Jenseits dieser wichtigen Erinnerungsarbeit konnte ich am 15. Juli am gemeinsamen Jahresempfang der Städte Reichenbach und Netzschkau im Vogtland am Fuße der Göltzschtalbrücke mit meinem sächsischen Amtskollegen Michael Kretschmer teilnehmen. Die Göltzschtalbrücke – bestehend aus 26 Millionen Ziegelsteinen – ist  die weltweit größte Brücke ihrer Art und gleichzeitig eines der Wahrzeichen des Vogtlandes. Sie steht nicht nur für die herausragende Ingenieurskunst thüringisch-sächsischer Prägung, sondern vor allem auch für das Verbindende einer thüringisch-sächsischen Landschaft, die unsere beiden Bundesländer über Verwaltungsgrenzen hinaus zusammenbindet. Der Stadt Reichenbach habe ich vor Ort alles Gute für den nächsten großen Schritt – den Antrag auf Aufnahme der Brücke ins UNESCO-Weltkulturerbe-Programm – gewünscht. Mir hat dieser Tag wieder einmal deutlich vor Augen geführt, welch reichhaltige kulturelle Vielfalt das Vogtland zu bieten hat – denn die endet keineswegs bei der Göltzschtalbrücke, sondern umfasst vielmehr auch solche großartigen städtebaulichen Kunstwerke wie Greiz, Weida und Plauen. Nicht zuletzt denke ich natürlich auch an das Raumfahrtmuseum in Morgenröthe-Rautenkranz oder die lange Tradition des Instrumentenbaus in Klingenthal. Hier haben wir ein derartiges – auch gerade touristisches – Potenzial vor uns, das förmlich danach ruft, gemeinsam ideal vermarktet zu werden.

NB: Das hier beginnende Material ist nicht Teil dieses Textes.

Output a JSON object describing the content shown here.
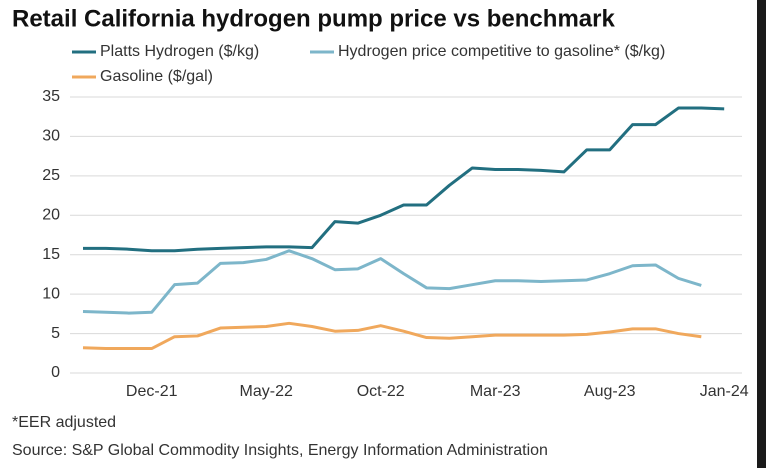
{
  "chart_data": {
    "type": "line",
    "title": "Retail California hydrogen pump price vs benchmark",
    "notes": [
      "*EER adjusted",
      "Source: S&P Global Commodity Insights, Energy Information Administration"
    ],
    "categories": [
      null,
      null,
      null,
      "Dec-21",
      null,
      null,
      null,
      null,
      "May-22",
      null,
      null,
      null,
      null,
      "Oct-22",
      null,
      null,
      null,
      null,
      "Mar-23",
      null,
      null,
      null,
      null,
      "Aug-23",
      null,
      null,
      null,
      null,
      "Jan-24"
    ],
    "series": [
      {
        "name": "Platts Hydrogen ($/kg)",
        "color": "#226f80",
        "values": [
          15.8,
          15.8,
          15.7,
          15.5,
          15.5,
          15.7,
          15.8,
          15.9,
          16.0,
          16.0,
          15.9,
          19.2,
          19.0,
          20.0,
          21.3,
          21.3,
          23.8,
          26.0,
          25.8,
          25.8,
          25.7,
          25.5,
          28.3,
          28.3,
          31.5,
          31.5,
          33.6,
          33.6,
          33.5
        ]
      },
      {
        "name": "Hydrogen price competitive to gasoline* ($/kg)",
        "color": "#7db6ca",
        "values": [
          7.8,
          7.7,
          7.6,
          7.7,
          11.2,
          11.4,
          13.9,
          14.0,
          14.4,
          15.5,
          14.5,
          13.1,
          13.2,
          14.5,
          12.6,
          10.8,
          10.7,
          11.2,
          11.7,
          11.7,
          11.6,
          11.7,
          11.8,
          12.6,
          13.6,
          13.7,
          12.0,
          11.1,
          null
        ]
      },
      {
        "name": "Gasoline ($/gal)",
        "color": "#f0a85c",
        "values": [
          3.2,
          3.1,
          3.1,
          3.1,
          4.6,
          4.7,
          5.7,
          5.8,
          5.9,
          6.3,
          5.9,
          5.3,
          5.4,
          6.0,
          5.3,
          4.5,
          4.4,
          4.6,
          4.8,
          4.8,
          4.8,
          4.8,
          4.9,
          5.2,
          5.6,
          5.6,
          5.0,
          4.6,
          null
        ]
      }
    ],
    "ylim": [
      0,
      35
    ],
    "yticks": [
      0,
      5,
      10,
      15,
      20,
      25,
      30,
      35
    ],
    "grid": true
  }
}
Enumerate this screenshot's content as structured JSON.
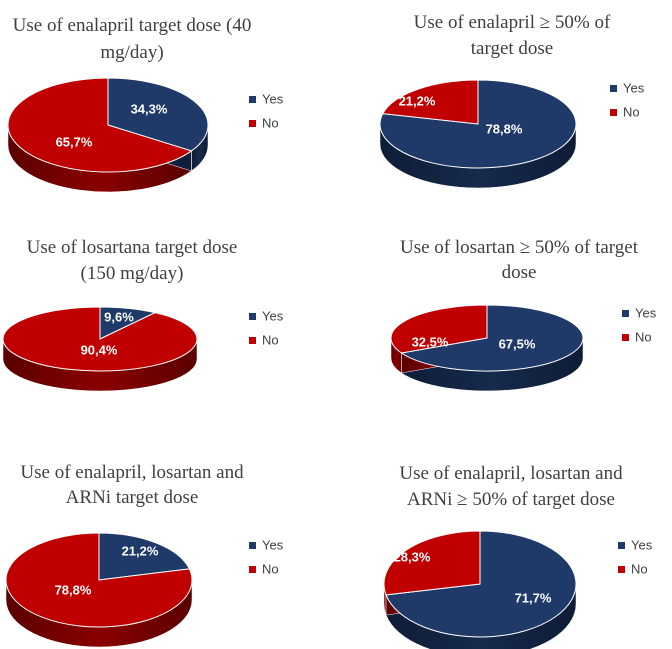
{
  "colors": {
    "yes": "#1F3A68",
    "no": "#C00000",
    "yes_side": "#162A4C",
    "no_side": "#8A0000"
  },
  "chart_data": [
    {
      "type": "pie",
      "title_lines": [
        "Use of enalapril target dose (40",
        "mg/day)"
      ],
      "categories": [
        "Yes",
        "No"
      ],
      "values": [
        34.3,
        65.7
      ],
      "labels": [
        "34,3%",
        "65,7%"
      ],
      "legend": [
        "Yes",
        "No"
      ]
    },
    {
      "type": "pie",
      "title_lines": [
        "Use of enalapril ≥ 50% of",
        "target dose"
      ],
      "categories": [
        "Yes",
        "No"
      ],
      "values": [
        78.8,
        21.2
      ],
      "labels": [
        "78,8%",
        "21,2%"
      ],
      "legend": [
        "Yes",
        "No"
      ]
    },
    {
      "type": "pie",
      "title_lines": [
        "Use of losartana target dose",
        "(150 mg/day)"
      ],
      "categories": [
        "Yes",
        "No"
      ],
      "values": [
        9.6,
        90.4
      ],
      "labels": [
        "9,6%",
        "90,4%"
      ],
      "legend": [
        "Yes",
        "No"
      ]
    },
    {
      "type": "pie",
      "title_lines": [
        "Use of losartan ≥ 50% of target",
        "dose"
      ],
      "categories": [
        "Yes",
        "No"
      ],
      "values": [
        67.5,
        32.5
      ],
      "labels": [
        "67,5%",
        "32,5%"
      ],
      "legend": [
        "Yes",
        "No"
      ]
    },
    {
      "type": "pie",
      "title_lines": [
        "Use of enalapril, losartan and",
        "ARNi target dose"
      ],
      "categories": [
        "Yes",
        "No"
      ],
      "values": [
        21.2,
        78.8
      ],
      "labels": [
        "21,2%",
        "78,8%"
      ],
      "legend": [
        "Yes",
        "No"
      ]
    },
    {
      "type": "pie",
      "title_lines": [
        "Use of enalapril, losartan and",
        "ARNi ≥ 50% of target dose"
      ],
      "categories": [
        "Yes",
        "No"
      ],
      "values": [
        71.7,
        28.3
      ],
      "labels": [
        "71,7%",
        "28,3%"
      ],
      "legend": [
        "Yes",
        "No"
      ]
    }
  ]
}
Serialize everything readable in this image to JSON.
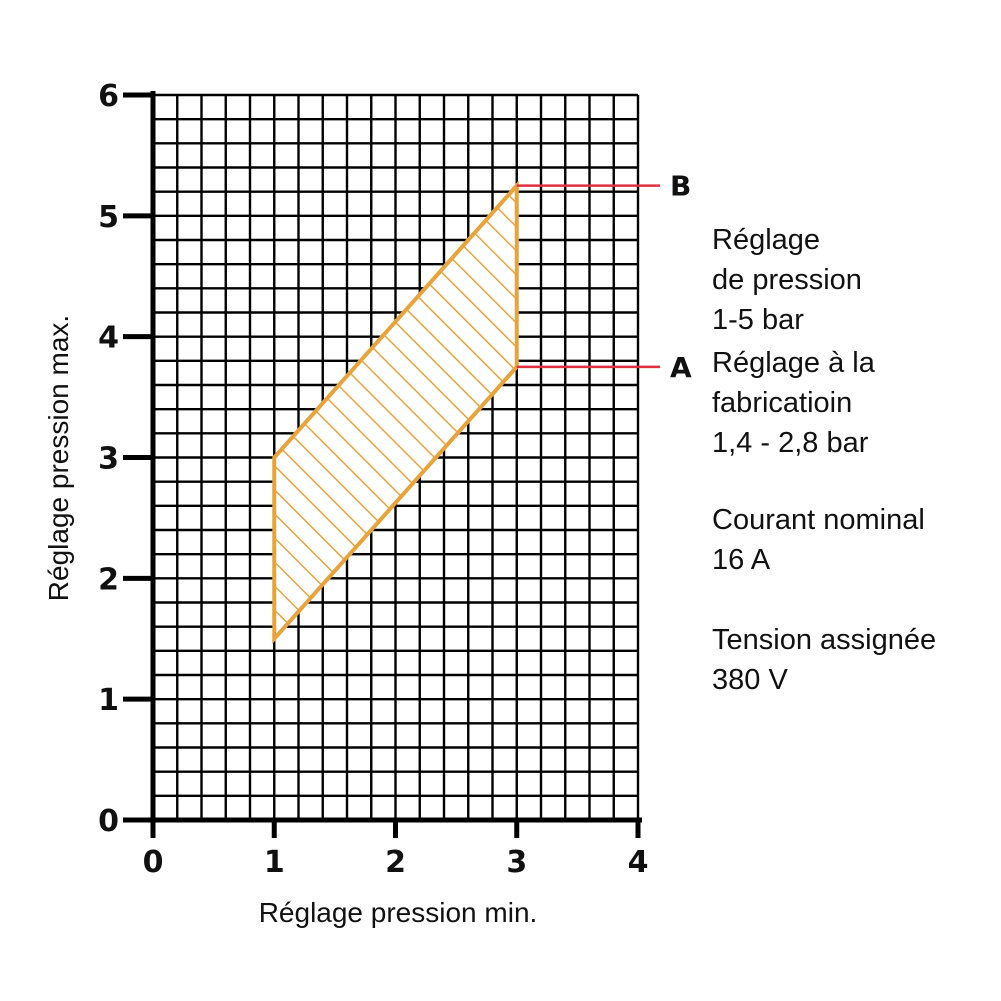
{
  "chart_data": {
    "type": "area",
    "xlabel": "Réglage pression min.",
    "ylabel": "Réglage pression max.",
    "xlim": [
      0,
      4
    ],
    "ylim": [
      0,
      6
    ],
    "x_ticks": [
      "0",
      "1",
      "2",
      "3",
      "4"
    ],
    "y_ticks": [
      "0",
      "1",
      "2",
      "3",
      "4",
      "5",
      "6"
    ],
    "grid": true,
    "region": {
      "fill": "hatched",
      "color": "#e8a33a",
      "points": [
        [
          1,
          1.5
        ],
        [
          3,
          3.75
        ],
        [
          3,
          5.25
        ],
        [
          1,
          3.0
        ]
      ]
    },
    "markers": [
      {
        "label": "B",
        "x": 3,
        "y": 5.25
      },
      {
        "label": "A",
        "x": 3,
        "y": 3.75
      }
    ],
    "marker_line_color": "#e03040"
  },
  "notes": {
    "pressure_setting": [
      "Réglage",
      "de pression",
      "1-5 bar"
    ],
    "factory_setting": [
      "Réglage à la",
      "fabricatioin",
      "1,4 - 2,8 bar"
    ],
    "nominal_current": [
      "Courant nominal",
      "16 A"
    ],
    "rated_voltage": [
      "Tension assignée",
      "380 V"
    ]
  }
}
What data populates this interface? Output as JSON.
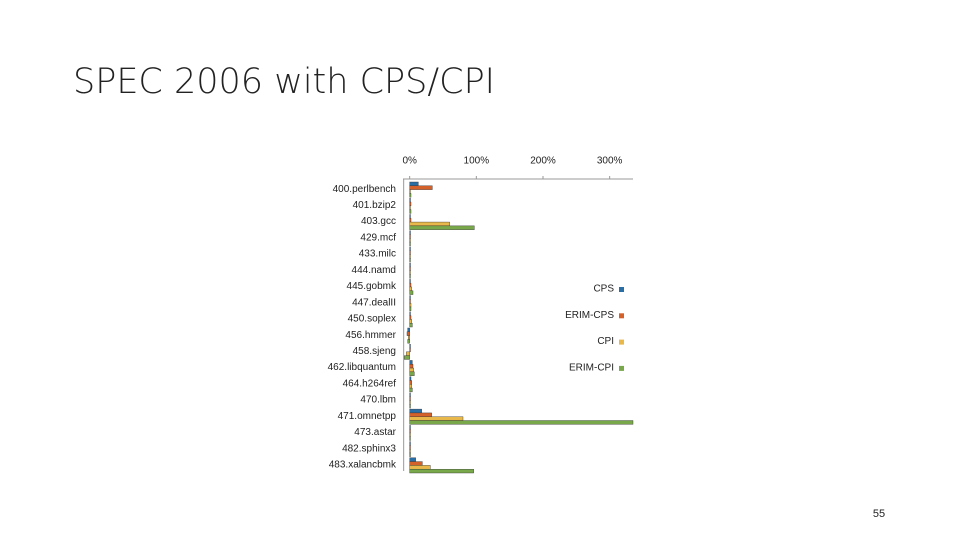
{
  "title": "SPEC 2006 with CPS/CPI",
  "page_number": "55",
  "chart_data": {
    "type": "barh",
    "categories": [
      "400.perlbench",
      "401.bzip2",
      "403.gcc",
      "429.mcf",
      "433.milc",
      "444.namd",
      "445.gobmk",
      "447.dealII",
      "450.soplex",
      "456.hmmer",
      "458.sjeng",
      "462.libquantum",
      "464.h264ref",
      "470.lbm",
      "471.omnetpp",
      "473.astar",
      "482.sphinx3",
      "483.xalancbmk"
    ],
    "series": [
      {
        "name": "CPS",
        "color": "#2a6ea6",
        "values": [
          13,
          1,
          1,
          1,
          1,
          0,
          1,
          1,
          1,
          -3,
          0,
          4,
          2,
          0,
          18,
          1,
          1,
          9
        ]
      },
      {
        "name": "ERIM-CPS",
        "color": "#d4602a",
        "values": [
          34,
          2,
          2,
          1,
          1,
          0,
          2,
          1,
          2,
          -4,
          0,
          5,
          3,
          1,
          33,
          1,
          1,
          19
        ]
      },
      {
        "name": "CPI",
        "color": "#e8b84a",
        "values": [
          1,
          1,
          60,
          1,
          1,
          0,
          3,
          2,
          3,
          -2,
          -5,
          6,
          3,
          0,
          80,
          1,
          1,
          31
        ]
      },
      {
        "name": "ERIM-CPI",
        "color": "#78a84a",
        "values": [
          2,
          2,
          97,
          1,
          1,
          1,
          5,
          2,
          4,
          -3,
          -8,
          7,
          4,
          1,
          335,
          1,
          1,
          96
        ]
      }
    ],
    "xlim": [
      -10,
      335
    ],
    "xticks": [
      {
        "value": 0,
        "label": "0%"
      },
      {
        "value": 100,
        "label": "100%"
      },
      {
        "value": 200,
        "label": "200%"
      },
      {
        "value": 300,
        "label": "300%"
      }
    ],
    "legend": "right"
  }
}
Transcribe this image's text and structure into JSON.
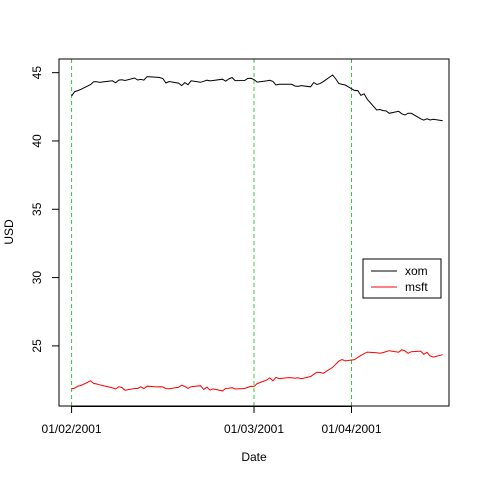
{
  "chart_data": {
    "type": "line",
    "title": "",
    "xlabel": "Date",
    "ylabel": "USD",
    "x_start": "2001-01-02",
    "x_end": "2001-04-30",
    "xlim": [
      "2000-12-29",
      "2001-05-02"
    ],
    "ylim": [
      20.6,
      46.0
    ],
    "x_ticks": [
      {
        "date": "2001-01-02",
        "label": "01/02/2001"
      },
      {
        "date": "2001-03-01",
        "label": "01/03/2001"
      },
      {
        "date": "2001-04-01",
        "label": "01/04/2001"
      }
    ],
    "y_ticks": [
      25,
      30,
      35,
      40,
      45
    ],
    "vlines": {
      "dates": [
        "2001-01-02",
        "2001-03-01",
        "2001-04-01"
      ],
      "color": "#33cc33",
      "style": "dashed"
    },
    "grid": false,
    "legend": {
      "position": "right",
      "entries": [
        "xom",
        "msft"
      ]
    },
    "series": [
      {
        "name": "xom",
        "color": "#000000",
        "x": [
          "2001-01-02",
          "2001-01-08",
          "2001-01-15",
          "2001-01-22",
          "2001-01-29",
          "2001-02-05",
          "2001-02-12",
          "2001-02-19",
          "2001-02-26",
          "2001-03-05",
          "2001-03-12",
          "2001-03-19",
          "2001-03-23",
          "2001-03-26",
          "2001-03-29",
          "2001-04-02",
          "2001-04-05",
          "2001-04-09",
          "2001-04-16",
          "2001-04-23",
          "2001-04-30"
        ],
        "values": [
          43.4,
          44.2,
          44.4,
          44.5,
          44.6,
          44.1,
          44.4,
          44.5,
          44.5,
          44.4,
          44.0,
          44.1,
          44.3,
          44.8,
          44.0,
          43.8,
          43.3,
          42.3,
          42.1,
          41.7,
          41.4
        ]
      },
      {
        "name": "msft",
        "color": "#ff0000",
        "x": [
          "2001-01-02",
          "2001-01-08",
          "2001-01-15",
          "2001-01-22",
          "2001-01-29",
          "2001-02-05",
          "2001-02-12",
          "2001-02-19",
          "2001-02-26",
          "2001-03-05",
          "2001-03-12",
          "2001-03-19",
          "2001-03-26",
          "2001-03-29",
          "2001-04-02",
          "2001-04-05",
          "2001-04-09",
          "2001-04-16",
          "2001-04-23",
          "2001-04-30"
        ],
        "values": [
          22.0,
          22.3,
          21.9,
          21.8,
          22.0,
          22.0,
          22.0,
          21.8,
          21.9,
          22.5,
          22.6,
          22.8,
          23.3,
          24.0,
          23.9,
          24.5,
          24.4,
          24.6,
          24.5,
          24.2
        ]
      }
    ]
  }
}
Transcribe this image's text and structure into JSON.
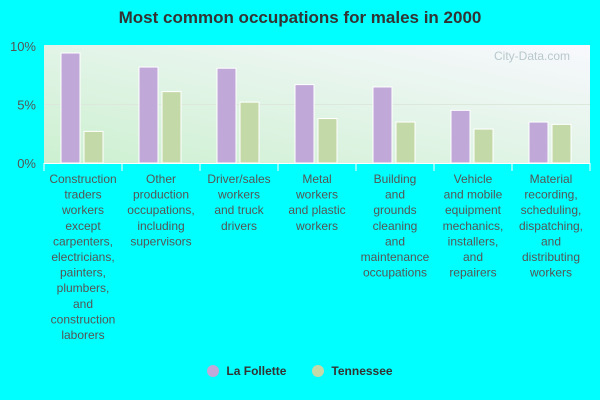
{
  "chart_data": {
    "type": "bar",
    "title": "Most common occupations for males in 2000",
    "categories": [
      "Construction traders workers except carpenters, electricians, painters, plumbers, and construction laborers",
      "Other production occupations, including supervisors",
      "Driver/sales workers and truck drivers",
      "Metal workers and plastic workers",
      "Building and grounds cleaning and maintenance occupations",
      "Vehicle and mobile equipment mechanics, installers, and repairers",
      "Material recording, scheduling, dispatching, and distributing workers"
    ],
    "category_lines": [
      [
        "Construction",
        "traders",
        "workers",
        "except",
        "carpenters,",
        "electricians,",
        "painters,",
        "plumbers,",
        "and",
        "construction",
        "laborers"
      ],
      [
        "Other",
        "production",
        "occupations,",
        "including",
        "supervisors"
      ],
      [
        "Driver/sales",
        "workers",
        "and truck",
        "drivers"
      ],
      [
        "Metal",
        "workers",
        "and plastic",
        "workers"
      ],
      [
        "Building",
        "and",
        "grounds",
        "cleaning",
        "and",
        "maintenance",
        "occupations"
      ],
      [
        "Vehicle",
        "and mobile",
        "equipment",
        "mechanics,",
        "installers,",
        "and",
        "repairers"
      ],
      [
        "Material",
        "recording,",
        "scheduling,",
        "dispatching,",
        "and",
        "distributing",
        "workers"
      ]
    ],
    "series": [
      {
        "name": "La Follette",
        "color": "#c0a8d8",
        "values": [
          9.4,
          8.2,
          8.1,
          6.7,
          6.5,
          4.5,
          3.5
        ]
      },
      {
        "name": "Tennessee",
        "color": "#c4d9a8",
        "values": [
          2.7,
          6.1,
          5.2,
          3.8,
          3.5,
          2.9,
          3.3
        ]
      }
    ],
    "ylim": [
      0,
      10
    ],
    "yticks": [
      "0%",
      "5%",
      "10%"
    ],
    "ytick_values": [
      0,
      5,
      10
    ],
    "grid": true,
    "legend": "bottom",
    "watermark": "City-Data.com"
  }
}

Bereits Mitte vergangener Woche erreichten uns erstmals die schrecklichen Bilder aus Nordrhein-Westfalen und Rheinland-Pfalz. Die Flutkatastrophe und die vielen Toten bewegen ganz Deutschland. Ich habe mich schon am späten Abend des 13. Juli umfassend von meinem Büro über die drohende Lage in Thüringen unterrichten lassen – zum einen, um die Pegelstände oberhalb unserer Talsperren zu überprüfen, zum anderen natürlich auch, um sicherzustellen, dass dieselben sowie unsere Deiche, Dämme etc. den Starkregen überstehen.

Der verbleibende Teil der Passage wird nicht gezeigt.